I've got the same question. 我有同样的问题。 Both Amazon and Mongodb try to market a lot on provisioned IOPs chewing over its advantages over a standard EBS volume. 亚马逊和Mongodb都试图在配置的IOP上大肆宣传其优于标准EBS卷的优势。 We run prod instances on m2.4xlarge aws instances with 1 primary and 2 secondaries setup per service. 我们在m2.4xlarge aws实例上运行prod实例，每个服务设置1个主服务器和2个辅助服务器。 In the highest utilized service cluster, apart from a few slow queries the monitoring charts do not reveal any drop on performance at all. 在利用率最高的服务集群中，除了一些缓慢的查询之外，监控图表根本不会显示任何性能下降。 Page faults are rare occurrences and that too between 0.0001 and 0.0004 faults once or twice a day. 页面错误很少发生，每天一次或两次也会发生0.0001到0.0004次错误。 Background flushes are in milliseconds and locks and queues are so far at manageable levels. 后台刷新以毫秒为单位，锁和队列到目前为止处于可管理的级别。 I/O waits on the Primary node at any time ranges between 0 to 2 %, mostly less than 1 and %idle steadily stays above 90% mark.
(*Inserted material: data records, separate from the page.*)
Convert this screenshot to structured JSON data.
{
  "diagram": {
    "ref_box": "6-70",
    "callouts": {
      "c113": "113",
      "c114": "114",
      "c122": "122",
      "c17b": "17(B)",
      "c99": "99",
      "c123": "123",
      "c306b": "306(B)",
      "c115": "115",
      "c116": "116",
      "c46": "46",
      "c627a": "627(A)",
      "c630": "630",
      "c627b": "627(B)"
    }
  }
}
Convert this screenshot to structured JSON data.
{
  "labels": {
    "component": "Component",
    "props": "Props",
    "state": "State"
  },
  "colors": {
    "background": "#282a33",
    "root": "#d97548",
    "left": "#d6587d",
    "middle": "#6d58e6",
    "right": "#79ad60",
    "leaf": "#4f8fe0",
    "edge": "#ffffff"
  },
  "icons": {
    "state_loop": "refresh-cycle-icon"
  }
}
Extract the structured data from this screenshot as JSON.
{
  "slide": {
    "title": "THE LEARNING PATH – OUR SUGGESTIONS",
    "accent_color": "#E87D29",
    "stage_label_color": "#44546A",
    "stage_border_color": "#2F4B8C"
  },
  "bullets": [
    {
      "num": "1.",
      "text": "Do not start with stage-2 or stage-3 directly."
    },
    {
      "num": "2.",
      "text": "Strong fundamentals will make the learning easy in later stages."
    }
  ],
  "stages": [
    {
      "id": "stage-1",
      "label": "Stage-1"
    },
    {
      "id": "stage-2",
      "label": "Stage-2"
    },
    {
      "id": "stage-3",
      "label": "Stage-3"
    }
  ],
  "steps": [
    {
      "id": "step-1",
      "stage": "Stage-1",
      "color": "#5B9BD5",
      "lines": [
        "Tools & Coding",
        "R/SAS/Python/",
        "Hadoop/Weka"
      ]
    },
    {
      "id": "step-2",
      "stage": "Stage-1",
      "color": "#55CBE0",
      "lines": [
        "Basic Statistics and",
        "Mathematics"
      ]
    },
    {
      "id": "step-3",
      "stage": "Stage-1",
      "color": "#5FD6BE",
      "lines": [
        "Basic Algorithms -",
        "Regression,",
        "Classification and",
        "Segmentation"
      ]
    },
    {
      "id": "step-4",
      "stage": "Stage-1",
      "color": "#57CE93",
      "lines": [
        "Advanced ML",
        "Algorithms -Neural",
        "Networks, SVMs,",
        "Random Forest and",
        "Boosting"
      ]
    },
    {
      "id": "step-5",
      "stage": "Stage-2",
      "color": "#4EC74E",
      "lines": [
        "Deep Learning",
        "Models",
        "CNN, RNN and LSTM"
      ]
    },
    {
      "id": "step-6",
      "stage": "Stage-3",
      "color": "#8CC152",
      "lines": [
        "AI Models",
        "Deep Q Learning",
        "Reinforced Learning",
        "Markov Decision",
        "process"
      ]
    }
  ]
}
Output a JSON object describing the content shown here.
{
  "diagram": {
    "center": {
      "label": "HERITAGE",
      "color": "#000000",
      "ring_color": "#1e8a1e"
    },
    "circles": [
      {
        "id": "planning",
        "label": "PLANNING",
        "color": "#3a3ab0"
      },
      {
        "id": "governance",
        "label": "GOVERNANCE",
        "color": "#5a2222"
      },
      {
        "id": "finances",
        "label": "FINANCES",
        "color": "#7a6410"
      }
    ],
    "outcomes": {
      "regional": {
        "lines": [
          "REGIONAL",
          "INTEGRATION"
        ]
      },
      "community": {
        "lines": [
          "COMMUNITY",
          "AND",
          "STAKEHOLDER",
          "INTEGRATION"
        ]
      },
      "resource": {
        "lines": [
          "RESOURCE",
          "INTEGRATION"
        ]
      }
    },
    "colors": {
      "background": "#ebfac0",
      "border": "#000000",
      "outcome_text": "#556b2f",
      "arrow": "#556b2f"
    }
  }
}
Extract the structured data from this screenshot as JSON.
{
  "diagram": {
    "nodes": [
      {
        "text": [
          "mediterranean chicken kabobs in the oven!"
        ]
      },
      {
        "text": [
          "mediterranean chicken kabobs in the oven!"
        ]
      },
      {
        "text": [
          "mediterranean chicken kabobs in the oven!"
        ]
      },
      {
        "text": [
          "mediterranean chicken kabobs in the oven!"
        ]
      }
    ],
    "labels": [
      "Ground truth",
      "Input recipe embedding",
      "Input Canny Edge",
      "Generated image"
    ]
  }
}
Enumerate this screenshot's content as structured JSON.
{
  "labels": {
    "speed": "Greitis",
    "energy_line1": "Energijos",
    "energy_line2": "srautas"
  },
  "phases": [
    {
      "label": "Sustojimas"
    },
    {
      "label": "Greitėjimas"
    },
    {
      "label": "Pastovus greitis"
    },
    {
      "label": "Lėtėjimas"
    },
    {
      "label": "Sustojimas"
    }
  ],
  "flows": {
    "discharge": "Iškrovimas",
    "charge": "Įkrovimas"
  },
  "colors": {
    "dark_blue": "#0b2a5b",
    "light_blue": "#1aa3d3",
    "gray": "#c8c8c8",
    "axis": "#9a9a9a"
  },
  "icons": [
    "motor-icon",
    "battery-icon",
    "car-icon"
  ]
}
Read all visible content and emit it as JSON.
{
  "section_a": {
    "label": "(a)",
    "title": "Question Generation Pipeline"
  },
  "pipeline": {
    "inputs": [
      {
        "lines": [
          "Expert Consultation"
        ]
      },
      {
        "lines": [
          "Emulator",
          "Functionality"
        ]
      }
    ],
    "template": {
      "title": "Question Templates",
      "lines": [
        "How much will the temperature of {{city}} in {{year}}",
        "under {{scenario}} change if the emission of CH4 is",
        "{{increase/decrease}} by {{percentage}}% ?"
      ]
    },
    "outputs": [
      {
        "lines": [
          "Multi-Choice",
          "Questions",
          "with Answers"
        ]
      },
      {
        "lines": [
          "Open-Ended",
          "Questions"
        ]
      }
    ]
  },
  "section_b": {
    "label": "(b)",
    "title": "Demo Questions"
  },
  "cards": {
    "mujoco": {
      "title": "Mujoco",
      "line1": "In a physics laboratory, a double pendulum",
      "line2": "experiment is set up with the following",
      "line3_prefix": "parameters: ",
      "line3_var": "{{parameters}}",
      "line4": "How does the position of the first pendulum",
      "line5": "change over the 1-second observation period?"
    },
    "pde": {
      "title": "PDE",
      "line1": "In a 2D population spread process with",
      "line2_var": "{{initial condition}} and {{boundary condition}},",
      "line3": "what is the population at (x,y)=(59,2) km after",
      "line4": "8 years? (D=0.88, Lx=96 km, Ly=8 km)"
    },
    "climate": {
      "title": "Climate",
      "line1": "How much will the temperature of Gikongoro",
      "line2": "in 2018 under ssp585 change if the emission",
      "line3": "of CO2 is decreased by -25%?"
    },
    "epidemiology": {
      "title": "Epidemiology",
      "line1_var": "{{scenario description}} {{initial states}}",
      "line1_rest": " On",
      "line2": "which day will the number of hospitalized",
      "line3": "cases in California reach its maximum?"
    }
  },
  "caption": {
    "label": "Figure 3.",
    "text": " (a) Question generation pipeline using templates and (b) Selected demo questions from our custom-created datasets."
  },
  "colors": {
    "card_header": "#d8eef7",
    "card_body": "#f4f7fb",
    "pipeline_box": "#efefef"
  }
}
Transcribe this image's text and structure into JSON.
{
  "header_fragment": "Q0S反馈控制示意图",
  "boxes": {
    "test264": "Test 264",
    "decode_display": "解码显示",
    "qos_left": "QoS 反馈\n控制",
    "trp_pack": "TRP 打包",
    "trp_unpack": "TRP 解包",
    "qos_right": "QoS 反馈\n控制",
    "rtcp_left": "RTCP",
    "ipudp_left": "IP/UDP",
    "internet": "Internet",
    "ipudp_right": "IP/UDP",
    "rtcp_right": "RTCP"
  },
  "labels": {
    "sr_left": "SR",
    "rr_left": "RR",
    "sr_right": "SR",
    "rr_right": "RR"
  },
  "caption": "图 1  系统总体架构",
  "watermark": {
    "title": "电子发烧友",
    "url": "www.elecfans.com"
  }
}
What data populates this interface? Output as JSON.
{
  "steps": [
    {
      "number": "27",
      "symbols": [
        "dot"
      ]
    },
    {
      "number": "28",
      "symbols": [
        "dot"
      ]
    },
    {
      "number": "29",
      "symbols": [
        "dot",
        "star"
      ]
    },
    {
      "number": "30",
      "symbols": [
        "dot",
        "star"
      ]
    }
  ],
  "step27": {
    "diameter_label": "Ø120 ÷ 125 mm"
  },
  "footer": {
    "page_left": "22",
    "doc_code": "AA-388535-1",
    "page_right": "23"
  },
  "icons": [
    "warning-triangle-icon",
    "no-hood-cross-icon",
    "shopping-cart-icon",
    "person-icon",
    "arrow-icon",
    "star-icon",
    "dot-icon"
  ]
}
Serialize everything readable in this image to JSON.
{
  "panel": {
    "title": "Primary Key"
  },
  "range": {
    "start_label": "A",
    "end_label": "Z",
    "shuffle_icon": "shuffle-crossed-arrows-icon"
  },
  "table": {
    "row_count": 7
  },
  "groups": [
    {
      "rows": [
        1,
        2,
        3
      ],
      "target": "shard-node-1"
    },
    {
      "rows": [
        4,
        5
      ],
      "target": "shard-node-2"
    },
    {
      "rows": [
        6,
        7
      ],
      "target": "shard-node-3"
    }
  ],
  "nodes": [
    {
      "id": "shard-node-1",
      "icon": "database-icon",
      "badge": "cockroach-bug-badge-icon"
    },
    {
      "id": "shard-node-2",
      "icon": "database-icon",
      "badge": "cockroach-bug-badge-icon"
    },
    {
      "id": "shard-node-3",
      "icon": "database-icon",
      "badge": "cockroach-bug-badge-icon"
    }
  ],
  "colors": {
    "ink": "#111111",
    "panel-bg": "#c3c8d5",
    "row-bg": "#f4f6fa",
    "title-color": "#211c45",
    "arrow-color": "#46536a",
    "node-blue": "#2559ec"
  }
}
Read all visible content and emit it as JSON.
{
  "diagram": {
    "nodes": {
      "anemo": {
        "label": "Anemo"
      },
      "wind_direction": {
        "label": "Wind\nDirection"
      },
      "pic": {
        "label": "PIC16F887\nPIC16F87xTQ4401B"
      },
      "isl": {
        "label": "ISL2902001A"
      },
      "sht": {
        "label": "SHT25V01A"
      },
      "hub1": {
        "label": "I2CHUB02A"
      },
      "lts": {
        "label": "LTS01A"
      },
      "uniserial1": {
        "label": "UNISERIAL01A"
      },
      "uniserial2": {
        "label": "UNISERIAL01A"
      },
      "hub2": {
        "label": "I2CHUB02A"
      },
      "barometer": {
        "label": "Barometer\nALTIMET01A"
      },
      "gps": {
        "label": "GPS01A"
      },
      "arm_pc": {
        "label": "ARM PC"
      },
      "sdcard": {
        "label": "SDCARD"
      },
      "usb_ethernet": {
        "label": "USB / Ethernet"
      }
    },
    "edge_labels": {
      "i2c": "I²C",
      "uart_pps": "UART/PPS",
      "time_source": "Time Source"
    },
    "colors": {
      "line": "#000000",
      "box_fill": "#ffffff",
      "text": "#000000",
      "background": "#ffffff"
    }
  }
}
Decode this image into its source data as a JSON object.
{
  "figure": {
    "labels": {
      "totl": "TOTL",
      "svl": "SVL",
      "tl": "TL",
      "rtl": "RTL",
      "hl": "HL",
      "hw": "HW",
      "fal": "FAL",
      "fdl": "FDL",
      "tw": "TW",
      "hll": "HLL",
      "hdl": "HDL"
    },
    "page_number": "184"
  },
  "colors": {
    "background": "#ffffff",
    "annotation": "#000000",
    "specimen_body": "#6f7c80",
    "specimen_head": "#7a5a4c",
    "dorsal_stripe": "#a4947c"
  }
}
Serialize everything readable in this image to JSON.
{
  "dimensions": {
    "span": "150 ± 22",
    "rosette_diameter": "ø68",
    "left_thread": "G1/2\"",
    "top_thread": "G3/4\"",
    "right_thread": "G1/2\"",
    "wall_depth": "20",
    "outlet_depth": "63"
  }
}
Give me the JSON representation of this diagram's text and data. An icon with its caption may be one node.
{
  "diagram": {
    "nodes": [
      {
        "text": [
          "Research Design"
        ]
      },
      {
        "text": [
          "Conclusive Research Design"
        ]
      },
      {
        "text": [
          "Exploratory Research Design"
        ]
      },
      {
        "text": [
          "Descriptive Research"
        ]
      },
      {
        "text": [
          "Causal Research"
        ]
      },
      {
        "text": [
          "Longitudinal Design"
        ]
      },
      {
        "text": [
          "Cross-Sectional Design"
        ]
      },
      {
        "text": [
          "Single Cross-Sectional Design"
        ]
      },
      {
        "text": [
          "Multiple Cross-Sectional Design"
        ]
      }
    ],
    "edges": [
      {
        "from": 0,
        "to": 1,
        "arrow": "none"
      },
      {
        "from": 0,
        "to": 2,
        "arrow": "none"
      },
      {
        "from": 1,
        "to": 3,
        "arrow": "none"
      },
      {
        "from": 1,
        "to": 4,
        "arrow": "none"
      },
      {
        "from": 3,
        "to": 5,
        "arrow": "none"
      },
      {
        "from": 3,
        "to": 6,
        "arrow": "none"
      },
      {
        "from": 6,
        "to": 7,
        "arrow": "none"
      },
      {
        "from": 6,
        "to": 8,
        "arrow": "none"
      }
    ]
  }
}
I / O在主节点上等待0到2％之间的任何时间，大多数小于1，并且％idle空闲稳定地保持在90％以上。 Do I still need to consider provisioned IOPs given we've a budget still to improve any potential performance drag? 我是否仍需要考虑配置的IOP，因为我们仍有预算可以改善任何潜在的性能拖累？ Any guidance will be appreciated. 任何指导将不胜感激。